Herr Dr. Schmitz, das muss gesagt werden: Wer nach monatelangen Verhandlungen und nach einer zweijährigen Debatte über das Thema „Zuwanderung“ einen Konsensgesetzentwurf, der breit aus der Gesellschaft unterstützt wird, in einem Vermittlungsverfahren wieder aufschnüren will – das ist die erklärte Absicht der FDP in Rheinland-Pfalz –, verhindert tatsächlich die Zustimmung zum notwendigen Zuwanderungsgesetz jetzt und auf lange Zeit.

(Beifall des BÜNDNIS 90/DIE GRÜNEN)

Sie wissen genau, dass dieses Gesetz, das vom Bundestag verabschiedet wurde, ein Konsensgesetz ist. Es

haben Gespräche mit der rotgrünen Bundesregierung und Vertretern der FDP stattgefunden. Es sind Anliegen der FDP in diesen Gesetzentwurf mit eingearbeitet worden und von der rotgrünen Mehrheit in Berlin verabschiedet worden. Wenn Sie jetzt über die Landesebenen kommen und das aufschnüren wollen, stehen Sie Seite an Seite mit Koch, Stoiber und Schill, die dieses Gesetz verhindern wollen.

(Beifall des BÜNDNIS 90/DIE GRÜNEN – Zuruf des Abg. Dr. Altherr, CDU)

Nichts anderes ist das Ergebnis Ihres politischen Agierens.

Ich lese hin und wieder auch alte Presseerklärungen. Herr Brüderle hat im Jahr 2000 gesagt: Zuwanderungssteuerung nicht zerreden und aufschieben, sondern handeln. – Meine Damen und Herren, das bedeutet Zustimmung zum Gesetz im Bundesrat am 22. März. Das ist die Aufforderung an die Landesregierung, anstatt sich vom kleinen Koalitionspartner auf die andere, auf die rechte Linie ziehen zu lassen.

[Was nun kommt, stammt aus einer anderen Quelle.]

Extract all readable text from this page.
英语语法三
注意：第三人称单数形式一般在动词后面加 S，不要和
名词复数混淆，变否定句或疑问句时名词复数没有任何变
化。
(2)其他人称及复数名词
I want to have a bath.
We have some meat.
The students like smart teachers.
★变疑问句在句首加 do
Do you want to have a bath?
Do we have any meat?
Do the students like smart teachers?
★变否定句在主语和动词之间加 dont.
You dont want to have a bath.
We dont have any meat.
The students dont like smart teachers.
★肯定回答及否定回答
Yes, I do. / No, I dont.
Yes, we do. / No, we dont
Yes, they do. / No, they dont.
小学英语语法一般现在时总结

Herr Beck, ich erwarte in dieser Debatte auch eine Aussage von Ihnen. Bisher haben Sie nur geschwiegen, oder ich habe von Ihnen gehört, dass Sie sich Sorgen um den Fußball im Fernsehen oder um die CDU im Fernsehrat machen, oder ich sehe, dass Ihre Fraktion Mittel umschichtet, nämlich Gelder für die Flüchtlinge in den Kommunen zugunsten des Bruchwegstadions. Ist das sozialdemokratisch geführte Politik in RheinlandPfalz? Ist das Haushaltspolitik à la SPD-Beck?

(Hartloff, SPD: Die Behauptung trifft so doch gar nicht zu!)

Ich frage mich wirklich – das würde ich jetzt auch gerne Herrn Mertes fragen, da er so ein flammendes Plädoyer für Ihre Regierungspolitik gehalten hat –, glauben Sie wirklich, dass die Menschen das gewollt haben, als sie Sie – Sie persönlich, Herr Beck – mit einem Traumergebnis wieder gewählt haben? Ich glaube das nicht.